I almost can't believe that I'm writing this, but....I'm going to defend Bill Richardson on the whole "is being gay a choice" thing.
Sort of.
For those of you who might have missed the brouhaha, here's the deal: during a round table discussion with the Democratic candidates about LGBT issues, Bill Richardson was asked if he thought that being gay was a choice. He said yes.
You could have heard a pin drop.
He was asked the question again. He said yes. It got very uncomfortable in the room. And he's getting a lot of flak for it.
Perhaps rightly so, but I think that the Left needs to think through more fully the reason why this position is so upsetting.
The logic goes something like this: "if it's a choice, then it can be condemned. If it's inborn, then it is morally neutral."
But this logic cedes the parameters and the terms of the argument to the anti-gay bigots. The Left does this frequently, and the Right is terrific at exploiting it: look at the way the Left's rhetoric of equality gets used by the Right to justify ending affirmative action and to support neo-segregation.
With the is-it-a-choice-or-is-it-biological argument what the Left has ceded is this: the implicit presumption that if it's a choice, then it must be a moral choice and choosing to be gay is the wrong moral choice. The very terms of the debate presume that homosexuality is something that needs to be explained away or apologized for.
Now, I don't thing that being gay is a choice. But I do think that this debate profoundly misses the point.

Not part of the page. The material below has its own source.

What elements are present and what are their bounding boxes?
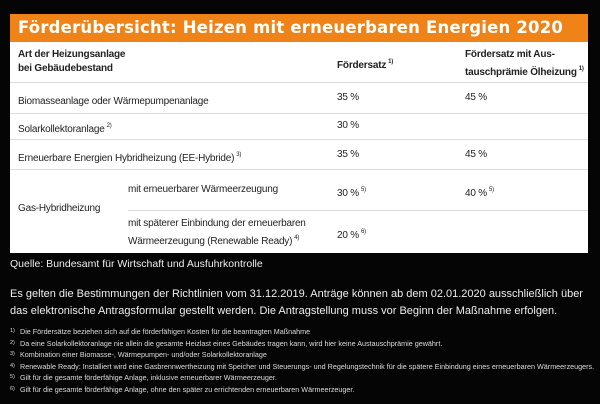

Because what's really at the heart of the matter is bigotry. There is no one who is condemning homosexuality whose position will change if they can be convinced that it's biological. Then they will simply argue that that gays are organistically defective. As a friend of mine once said: "If they think it's biological, then they'll identify it as a disease." The real problem is pathologizing homosexuality, whether as a genetic or a psychiatric or moral disorder.
The other thing that should alert good leftists about the fucked-upness of the inborn vs. choice debate is how simplistic it is and how it runs counter to what has been at the center of intellectual leftism for the past forty years. For the past several decades, it has been a hallmark of leftist theories that "nature" itself is just an expression of culture. Gender and race have been agressively denaturalized, exposing these seemingly indisputably natural categories as social constructions and exposing the ideological work that these categories perform. The left has fought against biodeterministic explanations of everything from femininity to criminality. But we are capitulating on this one, letting people who are hostile to homosexuality paint us into an intellectual corner and ignoring the fact that by ceding the terms of the debate, we have already lost.
Who we are at any level isn't as simple as choice vs. biology. Identity isn't a matter of just biochemistry or decision making. And rather than silencing one another for deviating from orthodoxy, we should focus on fighting bigotry and discrimination. And nothing was ever solved by imposing intellectual orthodoxies.
Not that I think Richardson was likely thinking of the social construction of reality or Foucauldian epistemes or scholarly debates about enculturation or whatever when he made his blunder, but I think the reaction does highlight how by allowing the Right to (once again) set the terms, the Left has once again lost its moral authority.